Objectives of the Study
- Examine the ARIC cohort to characterize heart failure stages in the community, identify genetic and environmental factors leading to ventricular dysfunction and vascular stiffness, and assess longitudinal changes in pulmonary function and identify determinants of its decline.
- Cohort follow-up for cardiovascular events, including CHD, heart failure, stroke, and atrial fibrillation; and for the study of risk factors related to progression of subclinical to clinical CVD.
- Enhance the ARIC cohort study with cardiovascular outcomes research to assess quality and outcomes of medical care for heart failure and heart failure risk factors.
- Community surveillance to monitor long-term trends in hospitalized MI, CHD deaths, and heart failure (inpatient and outpatient).
- Provide a platform for ancillary studies, training for new investigators, and data sharing.
The Cohort Component of the ARIC study began in 1987, and each of the four ARIC field centers (Washington County, MD; Forsyth County, NC; Jackson, MS; and Minneapolis, MN) randomly selected and recruited a cohort sample of approximately 4,000 individuals aged 45-64 from a defined population in their community. A total of 15,792 participants received an extensive examination, including medical, social, and demographic data. These participants were re-examined every three years with the first screen (baseline) occurring in 1987-89, the second in 1990-92, the third in 1993-95, and the fourth exam was in 1996-98. In 2009, the NHLBI funded a fifth exam, which is currently being conducted.
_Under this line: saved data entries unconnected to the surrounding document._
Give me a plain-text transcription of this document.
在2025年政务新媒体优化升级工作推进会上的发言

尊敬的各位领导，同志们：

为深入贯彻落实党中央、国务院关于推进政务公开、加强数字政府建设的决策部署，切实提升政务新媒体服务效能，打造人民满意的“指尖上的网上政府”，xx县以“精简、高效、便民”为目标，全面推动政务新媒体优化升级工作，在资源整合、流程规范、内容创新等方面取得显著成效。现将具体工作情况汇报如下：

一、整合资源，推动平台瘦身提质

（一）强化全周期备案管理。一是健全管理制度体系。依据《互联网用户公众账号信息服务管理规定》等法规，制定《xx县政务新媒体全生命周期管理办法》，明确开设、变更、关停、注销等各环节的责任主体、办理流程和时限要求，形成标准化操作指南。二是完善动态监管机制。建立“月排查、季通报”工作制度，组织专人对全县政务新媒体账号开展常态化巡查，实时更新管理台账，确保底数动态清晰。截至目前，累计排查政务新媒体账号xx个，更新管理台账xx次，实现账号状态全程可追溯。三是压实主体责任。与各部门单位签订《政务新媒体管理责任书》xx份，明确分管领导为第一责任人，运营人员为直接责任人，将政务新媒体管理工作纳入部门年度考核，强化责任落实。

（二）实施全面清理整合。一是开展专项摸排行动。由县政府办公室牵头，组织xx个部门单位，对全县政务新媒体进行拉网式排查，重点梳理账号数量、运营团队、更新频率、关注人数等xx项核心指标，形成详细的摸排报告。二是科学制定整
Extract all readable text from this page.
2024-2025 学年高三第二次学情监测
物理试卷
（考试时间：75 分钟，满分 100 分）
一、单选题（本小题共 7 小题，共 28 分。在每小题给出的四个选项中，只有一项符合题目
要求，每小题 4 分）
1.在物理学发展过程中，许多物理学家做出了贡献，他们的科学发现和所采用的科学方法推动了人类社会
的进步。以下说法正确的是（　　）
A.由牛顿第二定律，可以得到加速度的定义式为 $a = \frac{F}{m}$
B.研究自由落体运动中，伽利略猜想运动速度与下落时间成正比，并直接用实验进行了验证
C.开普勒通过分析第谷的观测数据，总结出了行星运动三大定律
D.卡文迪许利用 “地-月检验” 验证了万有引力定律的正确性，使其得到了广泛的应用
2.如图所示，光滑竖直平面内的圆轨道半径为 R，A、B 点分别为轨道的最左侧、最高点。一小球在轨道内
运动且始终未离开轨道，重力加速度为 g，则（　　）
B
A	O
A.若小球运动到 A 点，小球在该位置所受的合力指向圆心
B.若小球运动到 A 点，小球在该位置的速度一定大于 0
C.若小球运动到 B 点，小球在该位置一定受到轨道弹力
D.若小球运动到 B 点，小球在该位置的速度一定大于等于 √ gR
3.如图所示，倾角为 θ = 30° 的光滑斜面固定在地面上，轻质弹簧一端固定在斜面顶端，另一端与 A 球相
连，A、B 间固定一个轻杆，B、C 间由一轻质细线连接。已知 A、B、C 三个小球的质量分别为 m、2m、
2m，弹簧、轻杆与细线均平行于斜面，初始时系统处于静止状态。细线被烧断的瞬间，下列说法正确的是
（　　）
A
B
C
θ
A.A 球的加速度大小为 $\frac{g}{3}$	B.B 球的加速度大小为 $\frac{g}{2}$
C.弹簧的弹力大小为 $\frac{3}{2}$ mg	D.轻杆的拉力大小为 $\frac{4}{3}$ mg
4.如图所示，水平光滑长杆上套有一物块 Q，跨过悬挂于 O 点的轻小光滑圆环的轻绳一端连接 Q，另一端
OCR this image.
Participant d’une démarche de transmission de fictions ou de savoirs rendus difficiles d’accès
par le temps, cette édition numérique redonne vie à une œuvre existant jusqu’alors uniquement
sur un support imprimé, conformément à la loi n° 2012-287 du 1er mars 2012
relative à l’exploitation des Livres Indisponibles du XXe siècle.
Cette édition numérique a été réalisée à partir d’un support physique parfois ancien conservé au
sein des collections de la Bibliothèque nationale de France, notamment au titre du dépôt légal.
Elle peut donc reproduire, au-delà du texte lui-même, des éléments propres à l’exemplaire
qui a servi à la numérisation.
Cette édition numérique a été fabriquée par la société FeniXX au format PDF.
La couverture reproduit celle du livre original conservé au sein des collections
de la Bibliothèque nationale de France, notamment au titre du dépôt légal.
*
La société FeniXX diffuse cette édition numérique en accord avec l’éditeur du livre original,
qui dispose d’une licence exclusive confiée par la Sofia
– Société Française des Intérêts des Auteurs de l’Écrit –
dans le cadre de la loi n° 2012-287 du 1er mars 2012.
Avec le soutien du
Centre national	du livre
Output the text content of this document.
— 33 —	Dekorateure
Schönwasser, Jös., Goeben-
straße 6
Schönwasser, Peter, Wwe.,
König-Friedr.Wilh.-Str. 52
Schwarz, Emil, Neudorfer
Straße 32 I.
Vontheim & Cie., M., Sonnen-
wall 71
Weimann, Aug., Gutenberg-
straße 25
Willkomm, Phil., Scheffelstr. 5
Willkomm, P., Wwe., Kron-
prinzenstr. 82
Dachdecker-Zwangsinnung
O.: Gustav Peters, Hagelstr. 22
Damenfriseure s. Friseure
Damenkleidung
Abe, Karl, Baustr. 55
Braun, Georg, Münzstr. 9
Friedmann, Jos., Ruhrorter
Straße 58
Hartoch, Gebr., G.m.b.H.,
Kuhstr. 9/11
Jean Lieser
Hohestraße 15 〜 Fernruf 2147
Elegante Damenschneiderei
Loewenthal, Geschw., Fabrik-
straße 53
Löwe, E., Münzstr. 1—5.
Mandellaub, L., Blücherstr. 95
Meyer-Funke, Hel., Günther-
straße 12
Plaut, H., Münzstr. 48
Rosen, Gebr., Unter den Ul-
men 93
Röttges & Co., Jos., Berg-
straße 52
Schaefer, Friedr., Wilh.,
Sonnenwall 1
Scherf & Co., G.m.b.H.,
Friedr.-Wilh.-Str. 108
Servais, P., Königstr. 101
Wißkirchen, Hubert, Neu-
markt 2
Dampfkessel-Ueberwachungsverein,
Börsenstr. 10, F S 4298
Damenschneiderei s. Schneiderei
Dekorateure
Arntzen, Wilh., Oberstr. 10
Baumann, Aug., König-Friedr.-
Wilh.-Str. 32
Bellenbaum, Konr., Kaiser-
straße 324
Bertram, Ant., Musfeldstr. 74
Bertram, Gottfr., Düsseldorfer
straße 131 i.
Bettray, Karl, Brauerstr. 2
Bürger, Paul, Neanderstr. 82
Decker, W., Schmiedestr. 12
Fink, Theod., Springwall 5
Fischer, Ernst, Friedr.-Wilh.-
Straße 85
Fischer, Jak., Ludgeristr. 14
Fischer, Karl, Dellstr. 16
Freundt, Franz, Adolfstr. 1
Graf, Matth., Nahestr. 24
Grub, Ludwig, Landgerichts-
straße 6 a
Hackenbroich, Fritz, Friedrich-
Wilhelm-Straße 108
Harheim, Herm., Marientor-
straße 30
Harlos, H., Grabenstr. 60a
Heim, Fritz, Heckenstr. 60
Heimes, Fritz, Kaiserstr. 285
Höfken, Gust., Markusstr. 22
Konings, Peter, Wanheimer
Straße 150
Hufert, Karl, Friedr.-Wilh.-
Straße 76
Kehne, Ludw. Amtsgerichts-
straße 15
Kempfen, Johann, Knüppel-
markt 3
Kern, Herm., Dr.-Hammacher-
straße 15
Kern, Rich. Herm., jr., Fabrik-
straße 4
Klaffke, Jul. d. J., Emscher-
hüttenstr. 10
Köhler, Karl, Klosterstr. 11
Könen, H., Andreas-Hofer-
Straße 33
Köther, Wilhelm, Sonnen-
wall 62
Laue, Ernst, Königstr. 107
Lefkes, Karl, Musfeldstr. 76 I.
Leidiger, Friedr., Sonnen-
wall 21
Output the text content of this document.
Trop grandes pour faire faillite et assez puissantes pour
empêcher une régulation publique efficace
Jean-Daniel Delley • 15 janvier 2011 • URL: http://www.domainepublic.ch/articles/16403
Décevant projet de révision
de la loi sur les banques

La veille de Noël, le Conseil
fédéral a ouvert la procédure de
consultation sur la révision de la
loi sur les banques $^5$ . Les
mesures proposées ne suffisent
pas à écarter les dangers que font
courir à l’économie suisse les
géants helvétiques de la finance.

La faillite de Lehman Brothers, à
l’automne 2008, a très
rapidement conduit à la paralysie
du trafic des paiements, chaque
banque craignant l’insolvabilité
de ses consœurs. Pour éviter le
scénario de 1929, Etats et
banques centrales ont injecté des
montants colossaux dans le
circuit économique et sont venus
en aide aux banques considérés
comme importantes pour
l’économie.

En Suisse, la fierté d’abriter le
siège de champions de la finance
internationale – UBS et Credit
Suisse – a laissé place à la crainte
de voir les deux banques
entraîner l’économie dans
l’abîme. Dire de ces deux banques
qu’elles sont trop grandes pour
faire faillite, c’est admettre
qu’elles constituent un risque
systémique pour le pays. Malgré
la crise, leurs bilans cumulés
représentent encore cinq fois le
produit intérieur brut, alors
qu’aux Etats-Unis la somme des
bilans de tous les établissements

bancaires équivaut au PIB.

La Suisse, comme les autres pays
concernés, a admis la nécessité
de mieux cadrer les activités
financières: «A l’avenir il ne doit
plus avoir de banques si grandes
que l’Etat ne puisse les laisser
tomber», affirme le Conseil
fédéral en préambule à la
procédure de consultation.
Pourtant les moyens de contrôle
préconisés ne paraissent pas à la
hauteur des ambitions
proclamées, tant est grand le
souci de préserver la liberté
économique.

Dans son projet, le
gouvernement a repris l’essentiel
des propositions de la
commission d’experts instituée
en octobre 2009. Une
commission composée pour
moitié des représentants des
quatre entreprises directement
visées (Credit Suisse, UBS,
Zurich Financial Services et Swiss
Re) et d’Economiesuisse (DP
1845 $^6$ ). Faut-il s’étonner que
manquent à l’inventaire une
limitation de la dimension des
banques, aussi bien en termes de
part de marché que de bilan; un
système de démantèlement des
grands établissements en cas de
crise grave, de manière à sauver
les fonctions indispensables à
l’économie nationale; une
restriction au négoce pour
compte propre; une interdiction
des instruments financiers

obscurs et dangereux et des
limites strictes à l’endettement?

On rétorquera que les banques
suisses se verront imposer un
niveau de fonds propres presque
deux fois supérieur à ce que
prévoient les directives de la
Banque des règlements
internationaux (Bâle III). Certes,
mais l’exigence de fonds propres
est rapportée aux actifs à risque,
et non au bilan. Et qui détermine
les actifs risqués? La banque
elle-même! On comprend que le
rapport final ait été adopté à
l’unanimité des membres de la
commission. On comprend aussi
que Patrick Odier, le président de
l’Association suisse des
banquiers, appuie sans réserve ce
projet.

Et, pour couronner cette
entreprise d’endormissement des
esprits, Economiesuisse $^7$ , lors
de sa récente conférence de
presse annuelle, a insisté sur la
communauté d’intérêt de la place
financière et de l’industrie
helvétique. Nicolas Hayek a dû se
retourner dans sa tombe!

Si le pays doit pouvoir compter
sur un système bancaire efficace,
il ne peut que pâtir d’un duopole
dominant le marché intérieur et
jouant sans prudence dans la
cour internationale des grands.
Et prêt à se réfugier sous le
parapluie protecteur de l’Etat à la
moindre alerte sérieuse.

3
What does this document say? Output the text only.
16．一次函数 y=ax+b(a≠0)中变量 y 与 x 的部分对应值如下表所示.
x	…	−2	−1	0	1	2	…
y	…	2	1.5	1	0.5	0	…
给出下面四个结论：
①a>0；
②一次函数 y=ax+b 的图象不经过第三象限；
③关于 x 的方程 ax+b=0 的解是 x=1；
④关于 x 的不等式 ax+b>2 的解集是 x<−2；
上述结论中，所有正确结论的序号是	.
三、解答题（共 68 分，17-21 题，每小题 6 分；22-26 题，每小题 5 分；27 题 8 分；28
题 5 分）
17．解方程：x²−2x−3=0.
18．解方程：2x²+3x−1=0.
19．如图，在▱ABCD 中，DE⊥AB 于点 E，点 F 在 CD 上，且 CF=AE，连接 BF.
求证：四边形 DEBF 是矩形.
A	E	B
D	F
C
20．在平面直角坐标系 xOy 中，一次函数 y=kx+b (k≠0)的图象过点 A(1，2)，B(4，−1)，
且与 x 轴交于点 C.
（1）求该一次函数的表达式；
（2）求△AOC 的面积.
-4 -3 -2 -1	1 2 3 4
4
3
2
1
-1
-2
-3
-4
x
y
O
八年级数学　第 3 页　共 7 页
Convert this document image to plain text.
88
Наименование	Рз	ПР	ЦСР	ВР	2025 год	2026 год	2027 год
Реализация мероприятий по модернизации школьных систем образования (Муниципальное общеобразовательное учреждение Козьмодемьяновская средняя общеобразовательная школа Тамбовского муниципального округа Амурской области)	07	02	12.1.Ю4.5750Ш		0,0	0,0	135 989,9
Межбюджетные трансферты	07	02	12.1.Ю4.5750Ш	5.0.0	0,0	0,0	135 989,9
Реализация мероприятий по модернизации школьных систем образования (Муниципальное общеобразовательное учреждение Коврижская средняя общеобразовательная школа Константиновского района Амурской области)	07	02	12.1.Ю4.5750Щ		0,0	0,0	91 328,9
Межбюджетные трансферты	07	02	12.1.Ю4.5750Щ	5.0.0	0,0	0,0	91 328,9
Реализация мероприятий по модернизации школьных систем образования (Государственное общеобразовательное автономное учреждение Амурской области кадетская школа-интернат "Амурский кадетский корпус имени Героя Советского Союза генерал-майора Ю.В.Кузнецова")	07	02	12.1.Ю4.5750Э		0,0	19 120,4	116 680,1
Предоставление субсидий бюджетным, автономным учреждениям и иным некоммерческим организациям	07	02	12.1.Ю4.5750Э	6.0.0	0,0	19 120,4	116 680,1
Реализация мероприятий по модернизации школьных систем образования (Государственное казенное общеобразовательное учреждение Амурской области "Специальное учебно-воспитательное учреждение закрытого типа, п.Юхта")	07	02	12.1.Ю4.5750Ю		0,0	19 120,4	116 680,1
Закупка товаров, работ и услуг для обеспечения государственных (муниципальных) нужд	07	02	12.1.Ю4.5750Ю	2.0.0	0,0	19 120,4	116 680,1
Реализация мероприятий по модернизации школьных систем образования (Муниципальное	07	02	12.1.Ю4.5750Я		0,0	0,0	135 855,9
In the community surveillance component, the four communities are investigated to determine the long term trends in hospitalized MI and CHD deaths in approximately 470,000 men and women aged 35-84 years. Events are investigated by review of hospital records and by query of physicians and family members and are given standardized diagnoses. Starting in 2006, surveillance of inpatient (ages 55 years and older) and outpatient heart failure (ages 65 years and older) is included for the events occurring in 2005 and later.
ANNUAL AND SEMI-ANNUAL FOLLOW-UP CONTACT
Annual follow-up of the cohort by telephone began in 1987, to maintain contact and to assess health status of the cohort. Beginning in 2012, the cohort will be contacted semi-annually.